Das Opfer überlebte nur knapp. Der Angreifer Al M., ein Anhänger der Dschihadistenmiliz Islamischer Staat (IS), wurde im März wegen versuchten Mordes, gefährlicher Körperverletzung und versuchter Mitgliedschaft in einer terroristischen Vereinigung im Ausland schuldig gesprochen.
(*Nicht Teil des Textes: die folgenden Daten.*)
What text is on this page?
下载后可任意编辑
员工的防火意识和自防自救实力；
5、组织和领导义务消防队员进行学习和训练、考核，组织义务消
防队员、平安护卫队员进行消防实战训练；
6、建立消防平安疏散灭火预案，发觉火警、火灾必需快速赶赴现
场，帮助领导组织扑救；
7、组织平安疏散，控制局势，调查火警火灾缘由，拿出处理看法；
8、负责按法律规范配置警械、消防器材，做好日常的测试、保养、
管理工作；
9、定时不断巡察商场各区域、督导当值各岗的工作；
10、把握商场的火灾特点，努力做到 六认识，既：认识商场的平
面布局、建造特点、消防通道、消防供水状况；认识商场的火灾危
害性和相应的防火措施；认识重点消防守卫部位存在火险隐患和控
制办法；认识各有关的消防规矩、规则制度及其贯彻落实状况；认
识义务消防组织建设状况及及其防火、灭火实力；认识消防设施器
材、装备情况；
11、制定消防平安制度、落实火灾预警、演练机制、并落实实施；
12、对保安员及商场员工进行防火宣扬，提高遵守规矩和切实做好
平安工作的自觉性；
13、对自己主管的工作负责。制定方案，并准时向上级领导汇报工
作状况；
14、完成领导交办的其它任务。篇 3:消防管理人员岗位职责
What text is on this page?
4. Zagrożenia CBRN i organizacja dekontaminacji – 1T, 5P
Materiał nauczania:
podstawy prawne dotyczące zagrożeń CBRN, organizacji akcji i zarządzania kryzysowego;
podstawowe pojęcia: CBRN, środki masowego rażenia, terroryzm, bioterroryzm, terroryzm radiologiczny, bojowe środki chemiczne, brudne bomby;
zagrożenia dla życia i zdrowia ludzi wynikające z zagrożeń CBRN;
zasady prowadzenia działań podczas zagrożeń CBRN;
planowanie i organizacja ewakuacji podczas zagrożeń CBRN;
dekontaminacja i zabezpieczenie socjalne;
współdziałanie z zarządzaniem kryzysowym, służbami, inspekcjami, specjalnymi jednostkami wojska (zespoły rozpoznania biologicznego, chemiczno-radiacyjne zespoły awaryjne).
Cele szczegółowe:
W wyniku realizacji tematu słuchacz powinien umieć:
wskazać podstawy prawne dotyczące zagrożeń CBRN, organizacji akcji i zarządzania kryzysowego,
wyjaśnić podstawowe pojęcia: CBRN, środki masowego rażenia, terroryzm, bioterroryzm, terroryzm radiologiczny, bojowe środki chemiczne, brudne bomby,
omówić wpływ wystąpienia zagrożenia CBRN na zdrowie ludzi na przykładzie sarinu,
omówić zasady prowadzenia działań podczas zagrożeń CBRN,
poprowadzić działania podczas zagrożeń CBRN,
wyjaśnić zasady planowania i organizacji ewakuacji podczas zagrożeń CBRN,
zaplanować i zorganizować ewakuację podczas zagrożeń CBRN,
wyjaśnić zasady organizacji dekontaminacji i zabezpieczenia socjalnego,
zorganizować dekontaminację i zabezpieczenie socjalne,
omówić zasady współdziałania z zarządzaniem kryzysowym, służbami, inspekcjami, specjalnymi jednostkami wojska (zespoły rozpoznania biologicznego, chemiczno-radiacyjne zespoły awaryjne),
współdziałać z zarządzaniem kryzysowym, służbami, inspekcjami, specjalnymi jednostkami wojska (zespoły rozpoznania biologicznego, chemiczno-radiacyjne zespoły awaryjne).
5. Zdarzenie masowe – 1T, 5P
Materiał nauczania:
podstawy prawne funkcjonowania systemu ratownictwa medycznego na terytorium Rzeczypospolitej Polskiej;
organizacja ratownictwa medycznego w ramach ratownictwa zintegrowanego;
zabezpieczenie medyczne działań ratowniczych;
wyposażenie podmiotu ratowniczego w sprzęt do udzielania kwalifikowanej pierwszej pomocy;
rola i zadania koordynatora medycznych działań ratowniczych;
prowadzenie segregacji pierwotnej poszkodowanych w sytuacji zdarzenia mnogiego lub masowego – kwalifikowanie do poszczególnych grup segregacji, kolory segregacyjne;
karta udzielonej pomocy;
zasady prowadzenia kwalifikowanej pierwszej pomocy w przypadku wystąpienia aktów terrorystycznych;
Dem Kammergericht zufolge hatte er sich spätestens seit 2024 im Internet im Sinn des IS radikalisiert und wollte "Ungläubige" töten. Er habe gezielt Israelis oder Menschen jüdischen Glaubens angreifen wollen. Am 21. Februar 2025 packte er demnach den Spanier von hinten und fügte ihm eine 14 Zentimeter lange, klaffende Wunde zu. Der Mann habe nur gerettet werden können, weil wichtige Adern um Millimeter verfehlt worden seien.
Der Syrer, der als minderjähriger Flüchtling nach Deutschland gekommen war, wurde zu 13 Jahren Haft verurteilt. Das Urteil ist noch nicht rechtskräftig.
Am Mittwoch wurde nun der zweite Mann in Berlin durch Beamte des Landeskriminalamts festgenommen. Er soll den Nachmittag vor der Tat mit dem späteren Angreifer verbracht haben, wie die Bundesanwaltschaft ausführte. Er habe ihn zu der Tat ermutigt und sei der Beihilfe zum versuchten Mord und zur gefährlichen Körperverletzung dringend verdächtig.
Der Beschuldigte sollte noch am Mittwoch dem Ermittlungsrichter des Bundesgerichtshofs vorgeführt werden, der über die Untersuchungshaft entscheidet.